Robert Craven  45:05

...to the accountants, to the lawyers. Yeah, they all speak their own language. So okay, we're about to run out of time. So finally, it's been a fascinating conversation. And finally, what are your big golden nuggets or your big things that you find yourself saying off and all the things you want to run down agency people, they can understand what they need to do?

 

Nigel T Packer  45:34

All right, yeah, a couple of older people into the office. People who've had lots of business experience in multiple sectors, and also had customer experience as well. And, you know, it's the same with what if you've got a whole audience or a whole team, of people who are young, yes, they've got the energy, but bring in a couple of older people to just tap off the energy from the youngsters and get the old jump leads out. So it sparks up the older person, because we all need a little bit of energy boost now and again, and, and the enthusiasm of the younger people, but actually to temperate them with the knowledge and experience and understanding of the whole audience of customers out there. Not just this focus on younger people, because they will change. I was doing some work with a university a couple of years ago. And they had an app, they developed this app for all the students to have when they arrived. But one of the difficulties that they are one of the things they hadn't considered was that first year students have different requirements from second year students who have different requirements from third year students. So the app didn't upgrade as you went through your three years in doing your degree. So as a result, you've got your app, they used it for Freshers Week. And then it was dumped. And even though they were trying to communicate with the students, they couldn't get through to them because they just deleted it or switched it off from there or didn't use it on their phones. And again, all students have phones. So people go through a different process as they get older, their ideas that their focus, and their desires change. And no one really takes that into consideration. So you've got a customer at an early stage, they bought some of your products, if you want to keep them as a lifetime customer, you've got to think about how them their desires, wants and needs change, and you need the spread in your team to be able to communicate it across the whole thing.
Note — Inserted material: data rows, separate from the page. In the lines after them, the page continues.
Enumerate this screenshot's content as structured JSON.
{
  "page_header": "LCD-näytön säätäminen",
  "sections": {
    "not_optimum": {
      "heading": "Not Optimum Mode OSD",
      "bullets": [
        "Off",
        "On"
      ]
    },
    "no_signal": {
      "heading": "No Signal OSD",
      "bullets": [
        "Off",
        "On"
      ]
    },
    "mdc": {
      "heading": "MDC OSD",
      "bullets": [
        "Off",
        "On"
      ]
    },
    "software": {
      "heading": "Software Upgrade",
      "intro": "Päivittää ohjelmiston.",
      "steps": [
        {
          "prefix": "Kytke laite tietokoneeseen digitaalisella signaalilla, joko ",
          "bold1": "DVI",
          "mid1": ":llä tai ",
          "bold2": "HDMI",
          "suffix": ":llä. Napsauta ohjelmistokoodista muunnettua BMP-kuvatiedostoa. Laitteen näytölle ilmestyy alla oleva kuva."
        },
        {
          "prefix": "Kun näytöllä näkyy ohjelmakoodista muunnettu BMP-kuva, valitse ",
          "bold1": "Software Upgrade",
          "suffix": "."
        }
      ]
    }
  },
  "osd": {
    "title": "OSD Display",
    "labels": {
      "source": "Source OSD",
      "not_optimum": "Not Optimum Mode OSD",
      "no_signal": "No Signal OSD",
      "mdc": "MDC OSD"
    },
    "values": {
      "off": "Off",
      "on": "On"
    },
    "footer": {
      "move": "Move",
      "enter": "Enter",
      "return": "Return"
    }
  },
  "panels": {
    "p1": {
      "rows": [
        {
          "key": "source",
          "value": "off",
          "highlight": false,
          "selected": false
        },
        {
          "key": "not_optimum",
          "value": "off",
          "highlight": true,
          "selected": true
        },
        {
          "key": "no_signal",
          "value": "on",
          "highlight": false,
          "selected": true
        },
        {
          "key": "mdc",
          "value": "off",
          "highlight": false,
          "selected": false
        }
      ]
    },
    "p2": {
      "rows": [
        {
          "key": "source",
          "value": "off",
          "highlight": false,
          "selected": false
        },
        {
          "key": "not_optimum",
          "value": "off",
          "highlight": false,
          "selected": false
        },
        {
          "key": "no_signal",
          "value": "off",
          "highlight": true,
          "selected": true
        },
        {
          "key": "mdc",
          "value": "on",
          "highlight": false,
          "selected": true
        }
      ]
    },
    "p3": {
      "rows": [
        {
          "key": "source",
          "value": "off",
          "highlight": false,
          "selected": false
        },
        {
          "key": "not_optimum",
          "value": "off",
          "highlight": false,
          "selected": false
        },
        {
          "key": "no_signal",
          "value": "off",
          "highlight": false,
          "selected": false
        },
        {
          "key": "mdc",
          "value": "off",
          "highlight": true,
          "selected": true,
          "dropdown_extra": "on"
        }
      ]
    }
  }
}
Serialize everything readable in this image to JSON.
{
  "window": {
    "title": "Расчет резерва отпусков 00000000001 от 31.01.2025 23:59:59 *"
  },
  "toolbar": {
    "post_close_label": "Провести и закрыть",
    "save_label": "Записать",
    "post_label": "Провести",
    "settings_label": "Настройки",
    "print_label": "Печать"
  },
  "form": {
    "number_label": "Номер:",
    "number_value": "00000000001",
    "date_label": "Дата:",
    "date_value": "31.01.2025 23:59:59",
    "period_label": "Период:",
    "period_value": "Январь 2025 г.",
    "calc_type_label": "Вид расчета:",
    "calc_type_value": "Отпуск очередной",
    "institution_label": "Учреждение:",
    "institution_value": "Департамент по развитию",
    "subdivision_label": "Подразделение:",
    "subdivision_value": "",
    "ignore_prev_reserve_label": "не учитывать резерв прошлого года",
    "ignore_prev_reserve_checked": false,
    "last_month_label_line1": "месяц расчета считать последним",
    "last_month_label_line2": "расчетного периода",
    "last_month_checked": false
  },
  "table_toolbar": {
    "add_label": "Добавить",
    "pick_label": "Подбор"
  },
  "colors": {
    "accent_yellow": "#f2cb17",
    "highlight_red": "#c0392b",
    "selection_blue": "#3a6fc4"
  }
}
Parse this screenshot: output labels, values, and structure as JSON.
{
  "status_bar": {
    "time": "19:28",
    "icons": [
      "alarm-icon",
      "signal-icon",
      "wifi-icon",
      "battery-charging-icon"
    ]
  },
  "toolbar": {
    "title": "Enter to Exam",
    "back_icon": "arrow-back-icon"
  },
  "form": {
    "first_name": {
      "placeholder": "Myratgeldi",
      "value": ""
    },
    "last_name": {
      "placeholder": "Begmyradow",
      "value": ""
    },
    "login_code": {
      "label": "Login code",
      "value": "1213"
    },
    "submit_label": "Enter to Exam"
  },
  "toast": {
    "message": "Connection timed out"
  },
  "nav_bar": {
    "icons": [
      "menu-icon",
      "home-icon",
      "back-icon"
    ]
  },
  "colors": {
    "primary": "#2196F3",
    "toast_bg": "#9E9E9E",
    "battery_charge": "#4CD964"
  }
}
The younger ones will learn so much. Anyway, I could go on about this all day, as you can gather. Hopefully it's been in a sequence so it hasn't been too complicated.

 

Robert Craven  47:56

I love the idea of a back to basics. I love the idea that we've just forgotten about why we exist. And we've been mesmerised by our own reflection in the water mesmerised by shiny objects. And the number of times you're in an agency and you hear them saying, well, the customers should know or the customers should know, coffee. Shouldn't they are? They are just people doing their own thing. Yeah, Nigel, thank you so much. It's been an absolute pleasure talking with you. It's been a little at times we apologise for it being too Grumpy Old Men Wittering on about the good old days, but the golden era. But my point, and more clearly, your point is, you know, if we only just listened to the customers and engage with the customers, everything would work so much better for everyone, the whole thing would be much more pleasurable and like, yeah, get out there and shout it from the highest rooftop, Nigel.

 

Nigel T Packer  49:00

I'm doing my best.

 

Robert Craven  49:03

So, on that note, we'll say thank you ever so much for being a great guest. Thank you ever so much for giving us your viewpoint. And I think you have rattled some cages. So that's the mission accomplished. Yeah, thanks very much indeed.

 

Nigel T Packer  49:18

Thank you, Robert. Thank you very much indeed.